Io ne ricordo altre tra cui: quella del sig. Quinci (Bagaruni) in via ten. Gaspare Romano. Quella del palermitano Costamante all'angolo tra la via Luigi Vaccara e via Emanuele Sansone (dove oggi sorge la Banca coop. Don Rizzo) in seguito acquistata dall'armatore Nicola Asaro (Cardedda), che gestiva assieme ai figli, e quella in fondo alla via Luigi Vaccara dei fratelli Asaro (Batarollo).
Fabbricare del buon ghiaccio non era semplice: esso doveva essere compatto e poco fragile, cristallino e non opaco. Il prezzo, infatti, variava in base alla qualità prodotta. Innanzitutto era importante la qualità delle acque utilizzate, le quali potevano contenere sali che contribuivano a determinare un rallentamento della congelazione (sali di sodio e di potassio), fragilità (bicarbonato di sodio), opacità (solfato di sodio), aspetto gelatinoso (ossidi di silicio ed alluminio), colorazione rosa (ossidi di ferro) o giallo fangoso (sostanze organiche). Per questo la migliore materia prima è stata sempre la neve (che da noi non c'era) e l'acqua depurata dai sali in eccesso o distillata.

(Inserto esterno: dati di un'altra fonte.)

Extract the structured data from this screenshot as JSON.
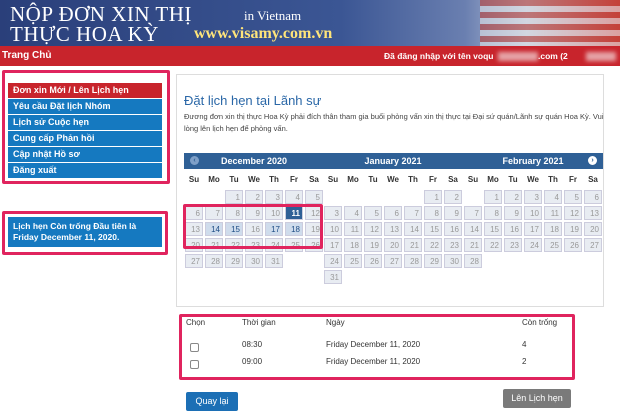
{
  "banner": {
    "line1": "NỘP ĐƠN XIN THỊ",
    "line2": "THỰC HOA KỲ",
    "country": "in  Vietnam",
    "url": "www.visamy.com.vn"
  },
  "nav": {
    "home": "Trang Chủ",
    "login_text": "Đã đăng nhập với tên  voqu",
    "email_tail": ".com (2"
  },
  "menu": {
    "items": [
      "Đơn xin Mới / Lên Lịch hẹn",
      "Yêu cầu Đặt lịch Nhóm",
      "Lịch sử Cuộc hẹn",
      "Cung cấp Phản hồi",
      "Cập nhật Hồ sơ",
      "Đăng xuất"
    ]
  },
  "info": {
    "line1": "Lịch hẹn Còn trống Đầu tiên là",
    "line2": "Friday December 11, 2020."
  },
  "content": {
    "title": "Đặt lịch hẹn tại Lãnh sự",
    "desc": "Đương đơn xin thị thực Hoa Kỳ phải đích thân tham gia buổi phỏng vấn xin thị thực tại Đại sứ quán/Lãnh sự quán Hoa Kỳ. Vui lòng lên lịch hẹn để phỏng vấn."
  },
  "dow": [
    "Su",
    "Mo",
    "Tu",
    "We",
    "Th",
    "Fr",
    "Sa"
  ],
  "calendars": [
    {
      "title": "December 2020",
      "offset": 2,
      "days": 31,
      "available": [
        14,
        15,
        17,
        18
      ],
      "selected": 11,
      "grey_after": 18
    },
    {
      "title": "January 2021",
      "offset": 5,
      "days": 31,
      "available": [],
      "selected": null,
      "grey_after": null
    },
    {
      "title": "February 2021",
      "offset": 1,
      "days": 28,
      "available": [],
      "selected": null,
      "grey_after": null
    }
  ],
  "slots": {
    "headers": {
      "choose": "Chọn",
      "time": "Thời gian",
      "date": "Ngày",
      "remaining": "Còn trống"
    },
    "rows": [
      {
        "time": "08:30",
        "date": "Friday December 11, 2020",
        "remaining": "4"
      },
      {
        "time": "09:00",
        "date": "Friday December 11, 2020",
        "remaining": "2"
      }
    ]
  },
  "buttons": {
    "back": "Quay lại",
    "book": "Lên Lịch hẹn"
  },
  "colors": {
    "accent": "#c8242c",
    "primary": "#1579c0",
    "highlight": "#e0245e"
  }
}
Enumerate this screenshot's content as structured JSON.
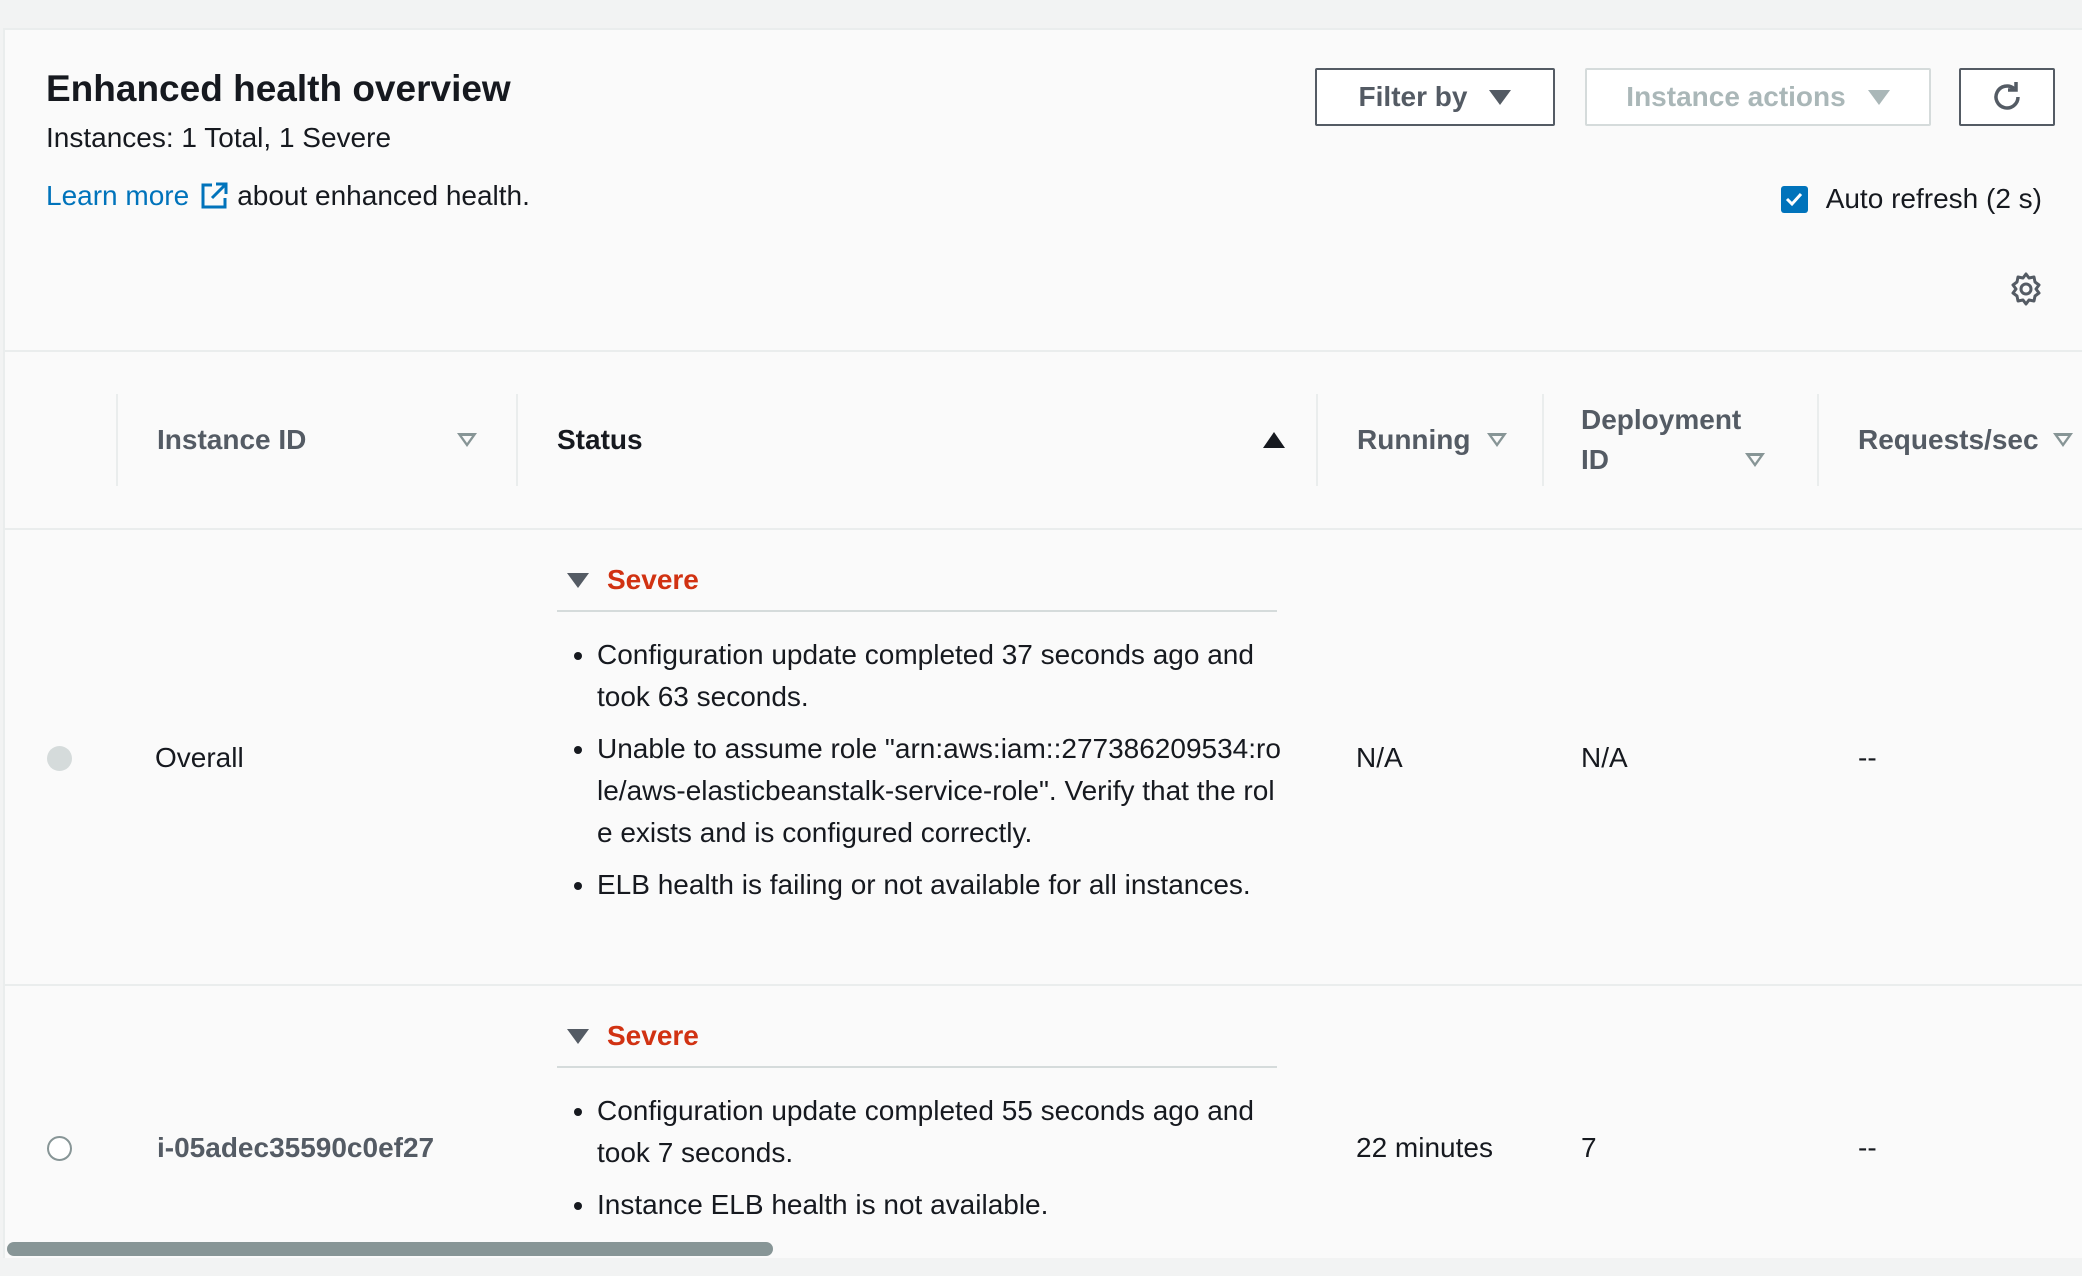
{
  "header": {
    "title": "Enhanced health overview",
    "subtitle": "Instances: 1 Total, 1 Severe",
    "learn_more": "Learn more",
    "learn_more_suffix": "about enhanced health.",
    "filter_label": "Filter by",
    "actions_label": "Instance actions",
    "auto_refresh_label": "Auto refresh (2 s)",
    "auto_refresh_checked": true
  },
  "table": {
    "columns": {
      "instance_id": "Instance ID",
      "status": "Status",
      "running": "Running",
      "deployment_line1": "Deployment",
      "deployment_line2": "ID",
      "requests": "Requests/sec"
    },
    "rows": [
      {
        "id": "Overall",
        "status": "Severe",
        "messages": [
          "Configuration update completed 37 seconds ago and took 63 seconds.",
          "Unable to assume role \"arn:aws:iam::277386209534:role/aws-elasticbeanstalk-service-role\". Verify that the role exists and is configured correctly.",
          "ELB health is failing or not available for all instances."
        ],
        "running": "N/A",
        "deployment_id": "N/A",
        "requests": "--"
      },
      {
        "id": "i-05adec35590c0ef27",
        "status": "Severe",
        "messages": [
          "Configuration update completed 55 seconds ago and took 7 seconds.",
          "Instance ELB health is not available."
        ],
        "running": "22 minutes",
        "deployment_id": "7",
        "requests": "--"
      }
    ]
  },
  "colors": {
    "severe": "#d13212",
    "link": "#0073bb"
  }
}
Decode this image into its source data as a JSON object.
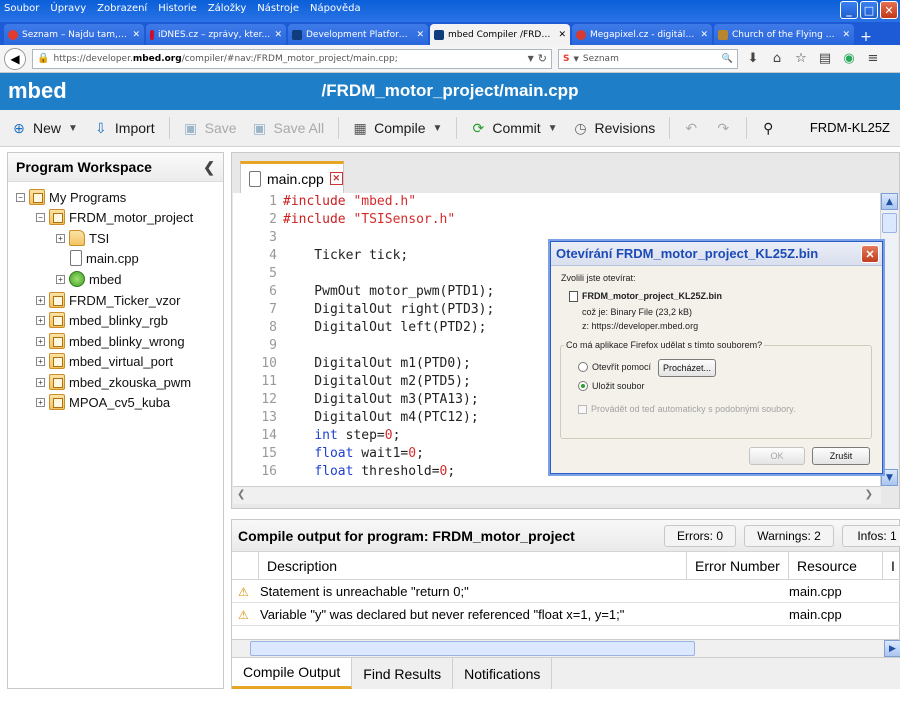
{
  "browser": {
    "menu": [
      "Soubor",
      "Úpravy",
      "Zobrazení",
      "Historie",
      "Záložky",
      "Nástroje",
      "Nápověda"
    ],
    "window_buttons": {
      "minimize": "_",
      "maximize": "□",
      "close": "✕"
    },
    "tabs": [
      {
        "title": "Seznam – Najdu tam, ...",
        "color": "#e23b2e"
      },
      {
        "title": "iDNES.cz – zprávy, kter...",
        "color": "#c8102e"
      },
      {
        "title": "Development Platform ...",
        "color": "#1e7fc8"
      },
      {
        "title": "mbed Compiler /FRDM...",
        "color": "#1e7fc8",
        "active": true
      },
      {
        "title": "Megapixel.cz - digitální...",
        "color": "#d83a2f"
      },
      {
        "title": "Church of the Flying Sp...",
        "color": "#b8862e"
      }
    ],
    "new_tab": "+",
    "url_prefix": "https://developer.",
    "url_domain": "mbed.org",
    "url_rest": "/compiler/#nav:/FRDM_motor_project/main.cpp;",
    "search_engine": "Seznam",
    "search_placeholder": "Seznam"
  },
  "header": {
    "logo": "mbed",
    "path": "/FRDM_motor_project/main.cpp"
  },
  "toolbar": {
    "new": "New",
    "import": "Import",
    "save": "Save",
    "save_all": "Save All",
    "compile": "Compile",
    "commit": "Commit",
    "revisions": "Revisions",
    "target": "FRDM-KL25Z"
  },
  "workspace": {
    "title": "Program Workspace",
    "items": [
      {
        "label": "My Programs"
      },
      {
        "label": "FRDM_motor_project"
      },
      {
        "label": "TSI"
      },
      {
        "label": "main.cpp"
      },
      {
        "label": "mbed"
      },
      {
        "label": "FRDM_Ticker_vzor"
      },
      {
        "label": "mbed_blinky_rgb"
      },
      {
        "label": "mbed_blinky_wrong"
      },
      {
        "label": "mbed_virtual_port"
      },
      {
        "label": "mbed_zkouska_pwm"
      },
      {
        "label": "MPOA_cv5_kuba"
      }
    ]
  },
  "editor": {
    "tab": "main.cpp",
    "lines": [
      {
        "n": "1",
        "t": "#include \"mbed.h\""
      },
      {
        "n": "2",
        "t": "#include \"TSISensor.h\""
      },
      {
        "n": "3",
        "t": ""
      },
      {
        "n": "4",
        "t": "    Ticker tick;"
      },
      {
        "n": "5",
        "t": ""
      },
      {
        "n": "6",
        "t": "    PwmOut motor_pwm(PTD1);"
      },
      {
        "n": "7",
        "t": "    DigitalOut right(PTD3);"
      },
      {
        "n": "8",
        "t": "    DigitalOut left(PTD2);"
      },
      {
        "n": "9",
        "t": ""
      },
      {
        "n": "10",
        "t": "    DigitalOut m1(PTD0);"
      },
      {
        "n": "11",
        "t": "    DigitalOut m2(PTD5);"
      },
      {
        "n": "12",
        "t": "    DigitalOut m3(PTA13);"
      },
      {
        "n": "13",
        "t": "    DigitalOut m4(PTC12);"
      },
      {
        "n": "14",
        "t": "    int step=0;"
      },
      {
        "n": "15",
        "t": "    float wait1=0;"
      },
      {
        "n": "16",
        "t": "    float threshold=0;"
      }
    ]
  },
  "dialog": {
    "title": "Otevírání FRDM_motor_project_KL25Z.bin",
    "intro": "Zvolili jste otevírat:",
    "filename": "FRDM_motor_project_KL25Z.bin",
    "type_line": "což je: Binary File (23,2 kB)",
    "from_line": "z:  https://developer.mbed.org",
    "question": "Co má aplikace Firefox udělat s tímto souborem?",
    "open_with": "Otevřít pomocí",
    "browse": "Procházet...",
    "save_file": "Uložit soubor",
    "auto_label": "Provádět od teď automaticky s podobnými soubory.",
    "ok": "OK",
    "cancel": "Zrušit"
  },
  "output": {
    "title": "Compile output for program: FRDM_motor_project",
    "errors": "Errors: 0",
    "warnings": "Warnings: 2",
    "infos": "Infos: 1",
    "columns": {
      "description": "Description",
      "error_number": "Error Number",
      "resource": "Resource",
      "extra": "I"
    },
    "rows": [
      {
        "description": "Statement is unreachable \"return 0;\"",
        "error_number": "",
        "resource": "main.cpp"
      },
      {
        "description": "Variable \"y\" was declared but never referenced \"float x=1, y=1;\"",
        "error_number": "",
        "resource": "main.cpp"
      }
    ],
    "tabs": [
      "Compile Output",
      "Find Results",
      "Notifications"
    ]
  }
}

Importante era poi la fase di congelamento, bisognava procedere dalla parte esterna a quella interna, la diversa temperatura nei singoli strati determinava dilatazioni differenziate che producevano tensioni e talvolta fenditure. Era quindi necessaria un'uniforme distribuzione del freddo e la gradualità dell'abbassamento della temperatura, oltre l'agitazione dell'acqua per eliminare l'aria, principale responsabile dell'opacità. Delicata era anche l'estrazione ed il trasporto dei blocchi di ghiaccio, in quanto il passaggio repentino ad una temperatura più alta provoca rotture tra strati esterni ed interni.